Private Computation/Privacy-Preserving Machine learning

With the rapid development of machine learning/deep learning in many fields, the data privacy issue raises concern increasingly. Therefore, privacy-preserving machine learning, as one of the primary applications of private computation, attracts much attention from the academic community and industrial partners. To leverage the convenience and efficiency of the conventional machine learning and deep learning system, but not to degrade the data privacy is a challenging task. Private computation provides many solutions, such as the multi parties computation (MPC), homophobic encryption (HE), differential privacy(DP), trusted execution environment(TEE), and federal learning(FL). 
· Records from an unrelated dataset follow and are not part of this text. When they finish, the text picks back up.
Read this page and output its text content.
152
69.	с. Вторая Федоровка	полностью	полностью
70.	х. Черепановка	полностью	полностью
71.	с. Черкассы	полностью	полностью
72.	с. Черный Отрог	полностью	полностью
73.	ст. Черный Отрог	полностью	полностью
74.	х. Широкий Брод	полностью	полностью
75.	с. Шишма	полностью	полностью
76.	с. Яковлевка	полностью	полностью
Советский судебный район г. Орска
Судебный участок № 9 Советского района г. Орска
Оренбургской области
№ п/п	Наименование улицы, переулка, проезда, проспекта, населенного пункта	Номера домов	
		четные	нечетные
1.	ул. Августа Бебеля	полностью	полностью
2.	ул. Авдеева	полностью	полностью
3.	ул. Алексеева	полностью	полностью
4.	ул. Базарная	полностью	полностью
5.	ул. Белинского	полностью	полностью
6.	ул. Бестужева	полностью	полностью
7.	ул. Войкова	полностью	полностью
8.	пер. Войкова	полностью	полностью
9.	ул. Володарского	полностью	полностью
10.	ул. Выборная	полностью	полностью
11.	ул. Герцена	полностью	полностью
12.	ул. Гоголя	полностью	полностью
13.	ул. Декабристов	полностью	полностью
In my work, on the one hand, I am primarily concentrating on the optimization of those MPC, HE, and TEE-based solutions in order to reduce the gap between the academic results and industrial usage.  On the other hand, I focus on how to extend my anomaly detection (Malware detection, Fraud detection, and phishing detection) systems with private computation, which means anomaly detection systems on a center node model could be extended to the distributed coordinated model without leakage the original raw data and labels. 

Researcher: Peng Xu

 1. PAD-MPC: Private Anomaly Detection in Cyber-Security with Multi-Parties Computation

Collaborative machine learning and deep learning increasingly require more attention from various fields, such as health sensitive prediction, product recommendation, as well as bank credit ranking system. However, user privacy issues constrain the development of collaborative machine learning and deep learning systems. As a classic example, anomaly detection systems in cyber-security, such as malicious code detection, phishing detection, and fraud detection, also suffer this weakness.
In this paper, one multi-parties computation(MPC) based anomaly detection system, PAD-MPC, is presented. We consider three different scenarios in Cyber-Security - malware detection, fraud detection and phishing detection - with secret sharing based multi-parties computation scheme. We evaluate our works against the real-world datasets and find the reasonable performance with the 
Privacy-preserving scheme. As far as we knew, our work is the first work to introduce multi-parties computation based privacy-preserving in anomaly detection systems.

2. FAD: Federated Anomaly Detection in Cyber-Security

Collaborative machine learning and deep learning increasingly require more attention from various fields, such as health sensitive prediction, product recommendation, and bank credit ranking system. However, user privacy issues constrain the development of collaborative machine learning and deep learning systems. As a classic example, anomaly detection systems in cyber-security, such as malicious code detection, phishing detection, and fraud detection, also suffer this weakness.
In this paper, one federated learning(FL) based anomaly detection system, FAD, is presented. We consider two different scenarios - malware detection and phishing detection - with horizontal federated and vertical federated anomaly detection. Additionally, we also consider the manual indicated and automatic trainable features in our system. For the trainable features, we use the graph-based transfer learning to prepare the features. Meanwhile, the comparable results with centralized and federated learning-based collaborative anomaly detection are presented. As far as we knew, our work is the first work to introduce federated learning(both horizontal and vertical) in an anomaly detection system.